Investors conclude that Tesla is a carmaker, not a tech firm

After tesla’s market capitalisation swept past that of Toyota, then the world’s most valuable car company, in the summer of 2020, devoted fans and incredulous sceptics deployed a new unit of measurement. As the electric-vehicle (ev) champion’s share price rose, its worth was couched in terms of the combined value of the next two, then five, then ten biggest carmakers. A year ago Tesla’s market value surpassed $1.2trn, more than most other car companies put together. Since then it has lost 71% of that—a sum exceeding the value of most of the industry.
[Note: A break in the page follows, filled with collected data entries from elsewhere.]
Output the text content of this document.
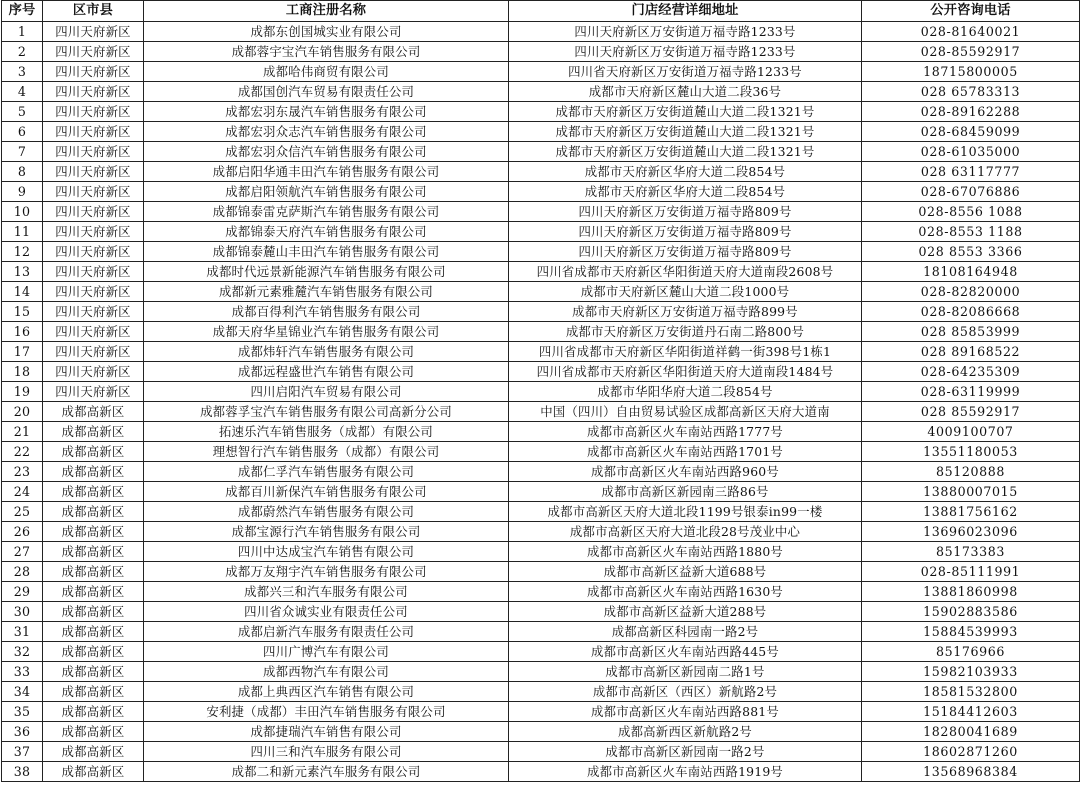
序号	区市县	工商注册名称	门店经营详细地址	公开咨询电话
1	四川天府新区	成都东创国城实业有限公司	四川天府新区万安街道万福寺路1233号	028-81640021
2	四川天府新区	成都蓉宇宝汽车销售服务有限公司	四川天府新区万安街道万福寺路1233号	028-85592917
3	四川天府新区	成都哈伟商贸有限公司	四川省天府新区万安街道万福寺路1233号	18715800005
4	四川天府新区	成都国创汽车贸易有限责任公司	成都市天府新区麓山大道二段36号	028 65783313
5	四川天府新区	成都宏羽东晟汽车销售服务有限公司	成都市天府新区万安街道麓山大道二段1321号	028-89162288
6	四川天府新区	成都宏羽众志汽车销售服务有限公司	成都市天府新区万安街道麓山大道二段1321号	028-68459099
7	四川天府新区	成都宏羽众信汽车销售服务有限公司	成都市天府新区万安街道麓山大道二段1321号	028-61035000
8	四川天府新区	成都启阳华通丰田汽车销售服务有限公司	成都市天府新区华府大道二段854号	028 63117777
9	四川天府新区	成都启阳领航汽车销售服务有限公司	成都市天府新区华府大道二段854号	028-67076886
10	四川天府新区	成都锦泰雷克萨斯汽车销售服务有限公司	四川天府新区万安街道万福寺路809号	028-8556 1088
11	四川天府新区	成都锦泰天府汽车销售服务有限公司	四川天府新区万安街道万福寺路809号	028-8553 1188
12	四川天府新区	成都锦泰麓山丰田汽车销售服务有限公司	四川天府新区万安街道万福寺路809号	028 8553 3366
13	四川天府新区	成都时代远景新能源汽车销售服务有限公司	四川省成都市天府新区华阳街道天府大道南段2608号	18108164948
14	四川天府新区	成都新元素雅麓汽车销售服务有限公司	成都市天府新区麓山大道二段1000号	028-82820000
15	四川天府新区	成都百得利汽车销售服务有限公司	成都市天府新区万安街道万福寺路899号	028-82086668
16	四川天府新区	成都天府华星锦业汽车销售服务有限公司	成都市天府新区万安街道丹石南二路800号	028 85853999
17	四川天府新区	成都炜轩汽车销售服务有限公司	四川省成都市天府新区华阳街道祥鹤一街398号1栋1	028 89168522
18	四川天府新区	成都远程盛世汽车销售有限公司	四川省成都市天府新区华阳街道天府大道南段1484号	028-64235309
19	四川天府新区	四川启阳汽车贸易有限公司	成都市华阳华府大道二段854号	028-63119999
20	成都高新区	成都蓉孚宝汽车销售服务有限公司高新分公司	中国（四川）自由贸易试验区成都高新区天府大道南	028 85592917
21	成都高新区	拓速乐汽车销售服务（成都）有限公司	成都市高新区火车南站西路1777号	4009100707
22	成都高新区	理想智行汽车销售服务（成都）有限公司	成都市高新区火车南站西路1701号	13551180053
23	成都高新区	成都仁孚汽车销售服务有限公司	成都市高新区火车南站西路960号	85120888
24	成都高新区	成都百川新保汽车销售服务有限公司	成都市高新区新园南三路86号	13880007015
25	成都高新区	成都蔚然汽车销售服务有限公司	成都市高新区天府大道北段1199号银泰in99一楼	13881756162
26	成都高新区	成都宝源行汽车销售服务有限公司	成都市高新区天府大道北段28号茂业中心	13696023096
27	成都高新区	四川中达成宝汽车销售有限公司	成都市高新区火车南站西路1880号	85173383
28	成都高新区	成都万友翔宇汽车销售服务有限公司	成都市高新区益新大道688号	028-85111991
29	成都高新区	成都兴三和汽车服务有限公司	成都市高新区火车南站西路1630号	13881860998
30	成都高新区	四川省众诚实业有限责任公司	成都市高新区益新大道288号	15902883586
31	成都高新区	成都启新汽车服务有限责任公司	成都高新区科园南一路2号	15884539993
32	成都高新区	四川广博汽车有限公司	成都市高新区火车南站西路445号	85176966
33	成都高新区	成都西物汽车有限公司	成都市高新区新园南二路1号	15982103933
34	成都高新区	成都上典西区汽车销售有限公司	成都市高新区（西区）新航路2号	18581532800
35	成都高新区	安利捷（成都）丰田汽车销售服务有限公司	成都市高新区火车南站西路881号	15184412603
36	成都高新区	成都捷瑞汽车销售有限公司	成都高新西区新航路2号	18280041689
37	成都高新区	四川三和汽车服务有限公司	成都市高新区新园南一路2号	18602871260
38	成都高新区	成都二和新元素汽车服务有限公司	成都市高新区火车南站西路1919号	13568968384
The fortune of its mercurial boss, Elon Musk, has shrivelled by more than $200bn as a result.

The latest blow came on January 3rd, after Tesla missed analysts’ expectations for deliveries for the third quarter in a row and reported that the gap between production and deliveries had grown, suggesting softening demand for its evs. It lost 12% of its value—roughly $50bn, or one Ford Motor Company—in a day. Even bullish investors now doubt that Mr Musk will fulfil his promise of making 20m cars a year by 2030, or that Tesla’s ”Autopilot” is close to becoming a world-changing fully autonomous driving system. Yet the main reason for the market’s recalibration of Tesla’s prospects is a dawning realisation that the company is chiefly a carmaker—and that its boss is not superhuman.